J’aimerais commencer mes propos en vous disant tout le plaisir que j’éprouve à me retrouver à nouveau dans ces vénérables locaux de l’Hôtel de Musique de Berne, des locaux qui m’étaient très familiers quand j’habitais encore la ville, voire quand mon grand-père Max de Tscharner invitait l’étudiant que j’étais alors, à l’accompagner aux dîners de la « Grande » ; il m’avait d’ailleurs fait faire un magnifique smoking noir chez un des meilleurs tailleurs de Bâle, un habit qui m’a ensuite rendu de bons et loyaux services pendant de longues années.

L’Europe, on en parle beaucoup en Suisse ces temps-ci ; et il est fort à parier, que ce sujet dominera le débat politique au cours des mois et années à venir. Le sujet nous divisera-t-il irrémédiablement, nous autres Suisses, ou finira-t-il par nous rassembler dans une sorte de consensus national ? Voilà la question, à laquelle s’en ajoute tout de suite une seconde : ce dilemme va-t-il fragiliser nos relations avec nos voisins et notre continent, est-il même en train de marginaliser la Suisse au sein même de notre continent ?

Mon propre intérêt pour l’Europe date très exactement des mois d’octobre et de novembre 1956, des jours qui virent les chars de l’Armée rouge écraser la rébellion du peuple hongrois. Certains, en Suisse, se disaient prêts à s’armer de leur carabine d’ordonnance et à se rendre à la frontière austro-hongroise, déterminés à venir à l’aide des Hongrois, voire à s’opposer courageusement, le cas échéant, à l’enva­hisseur rouge.

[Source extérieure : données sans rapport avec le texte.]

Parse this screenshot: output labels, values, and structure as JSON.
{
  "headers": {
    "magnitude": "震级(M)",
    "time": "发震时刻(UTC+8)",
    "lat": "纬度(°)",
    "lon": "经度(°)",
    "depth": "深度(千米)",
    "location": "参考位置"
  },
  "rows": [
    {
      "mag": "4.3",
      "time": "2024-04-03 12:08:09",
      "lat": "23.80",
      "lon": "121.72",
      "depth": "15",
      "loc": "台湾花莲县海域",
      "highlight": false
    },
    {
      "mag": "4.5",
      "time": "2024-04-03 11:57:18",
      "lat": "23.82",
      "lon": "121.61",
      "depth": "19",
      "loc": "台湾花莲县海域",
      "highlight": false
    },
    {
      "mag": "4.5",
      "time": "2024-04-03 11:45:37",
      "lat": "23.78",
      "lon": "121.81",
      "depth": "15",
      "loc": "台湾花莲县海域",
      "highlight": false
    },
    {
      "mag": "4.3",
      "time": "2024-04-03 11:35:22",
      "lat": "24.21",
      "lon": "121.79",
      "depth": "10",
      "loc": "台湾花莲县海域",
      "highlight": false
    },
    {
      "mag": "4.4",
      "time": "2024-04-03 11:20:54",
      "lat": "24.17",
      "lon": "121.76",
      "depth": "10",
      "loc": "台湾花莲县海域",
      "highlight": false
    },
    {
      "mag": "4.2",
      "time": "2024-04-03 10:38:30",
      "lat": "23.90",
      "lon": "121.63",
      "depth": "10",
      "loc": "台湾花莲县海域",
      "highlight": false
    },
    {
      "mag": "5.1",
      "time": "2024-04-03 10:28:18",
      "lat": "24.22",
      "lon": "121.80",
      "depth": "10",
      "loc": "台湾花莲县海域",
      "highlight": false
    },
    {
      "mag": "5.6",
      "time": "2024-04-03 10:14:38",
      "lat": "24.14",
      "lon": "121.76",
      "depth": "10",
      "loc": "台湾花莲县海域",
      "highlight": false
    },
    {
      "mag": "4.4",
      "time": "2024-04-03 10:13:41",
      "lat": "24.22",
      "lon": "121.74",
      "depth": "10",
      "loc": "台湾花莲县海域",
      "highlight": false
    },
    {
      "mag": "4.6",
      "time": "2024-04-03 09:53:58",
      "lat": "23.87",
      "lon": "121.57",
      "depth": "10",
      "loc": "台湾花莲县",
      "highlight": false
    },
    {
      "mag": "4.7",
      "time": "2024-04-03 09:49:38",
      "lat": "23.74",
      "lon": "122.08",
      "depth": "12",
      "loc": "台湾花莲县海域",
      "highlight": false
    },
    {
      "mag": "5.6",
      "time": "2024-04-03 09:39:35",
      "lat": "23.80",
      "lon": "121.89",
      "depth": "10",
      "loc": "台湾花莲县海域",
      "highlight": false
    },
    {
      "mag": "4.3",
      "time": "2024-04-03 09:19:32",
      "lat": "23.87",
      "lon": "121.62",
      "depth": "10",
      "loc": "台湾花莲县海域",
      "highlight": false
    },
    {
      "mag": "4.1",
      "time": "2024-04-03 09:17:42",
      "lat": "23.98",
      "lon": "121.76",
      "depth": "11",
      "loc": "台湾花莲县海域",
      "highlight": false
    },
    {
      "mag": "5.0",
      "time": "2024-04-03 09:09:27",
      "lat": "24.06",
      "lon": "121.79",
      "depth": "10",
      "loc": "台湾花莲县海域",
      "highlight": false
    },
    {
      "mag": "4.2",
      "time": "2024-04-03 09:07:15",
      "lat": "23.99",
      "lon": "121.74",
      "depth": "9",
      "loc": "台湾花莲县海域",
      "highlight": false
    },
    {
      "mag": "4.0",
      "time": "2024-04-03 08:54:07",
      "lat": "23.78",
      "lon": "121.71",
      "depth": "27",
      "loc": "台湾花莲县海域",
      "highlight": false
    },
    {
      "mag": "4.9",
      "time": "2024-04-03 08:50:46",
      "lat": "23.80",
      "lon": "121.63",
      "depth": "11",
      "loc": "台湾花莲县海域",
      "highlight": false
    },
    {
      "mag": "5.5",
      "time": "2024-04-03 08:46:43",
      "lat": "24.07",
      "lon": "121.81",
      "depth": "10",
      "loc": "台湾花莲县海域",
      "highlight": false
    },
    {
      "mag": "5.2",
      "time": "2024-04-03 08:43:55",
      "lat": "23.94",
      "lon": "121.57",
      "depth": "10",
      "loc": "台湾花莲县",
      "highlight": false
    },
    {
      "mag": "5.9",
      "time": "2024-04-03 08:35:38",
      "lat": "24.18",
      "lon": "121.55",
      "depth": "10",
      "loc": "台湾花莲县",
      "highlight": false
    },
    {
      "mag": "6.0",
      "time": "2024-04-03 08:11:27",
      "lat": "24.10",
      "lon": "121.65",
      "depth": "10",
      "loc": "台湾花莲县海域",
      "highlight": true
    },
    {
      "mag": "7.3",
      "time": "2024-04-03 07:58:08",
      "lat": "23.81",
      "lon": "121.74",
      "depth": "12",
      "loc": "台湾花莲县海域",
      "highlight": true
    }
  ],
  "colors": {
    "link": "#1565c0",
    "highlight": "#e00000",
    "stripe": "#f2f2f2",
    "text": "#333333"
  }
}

D’autres, en revanche, estimaient que c’était là, certes, une intervention parfaitement condamnable et tragique, mais qu’elle ne concernait pas vraiment la Suisse, puisque ce pays pratiquait une politique de neutralité perpétuelle qui le protégeait de toute implication dans des événements de ce genre, même si ceux-ci se déroulaient à quelques centaines de kilomètres seulement de ses frontières.

Nous autres, quelques étudiants à Bâle, avions une lecture bien différente ou, disons plus large, de ces événements. Le scandale, pour nous, c’était aussi l’impréparation et l’impuissance de l’Europe occi­dentale, son incapacité à opposer autre chose à la brutalité du pouvoir soviétique que de vaines paroles de protestation ; nous rêvions d’un autre rôle pour une Europe libre.

À quoi l’Europe était-elle occupée à ce moment-là ?

Pour ce qui est du Royaume-Uni et de la France : à combattre, aux côtés d’Israël, les troupes du colonel Gamal Abdel Nasser, le très charismatique raïs d’Egypte, qui venait de nationaliser le Canal de Suez. Les Américains et les Russes surent rapidement, par leurs pressions diplomatiques, mettre fin à cette aventure d’un autre âge.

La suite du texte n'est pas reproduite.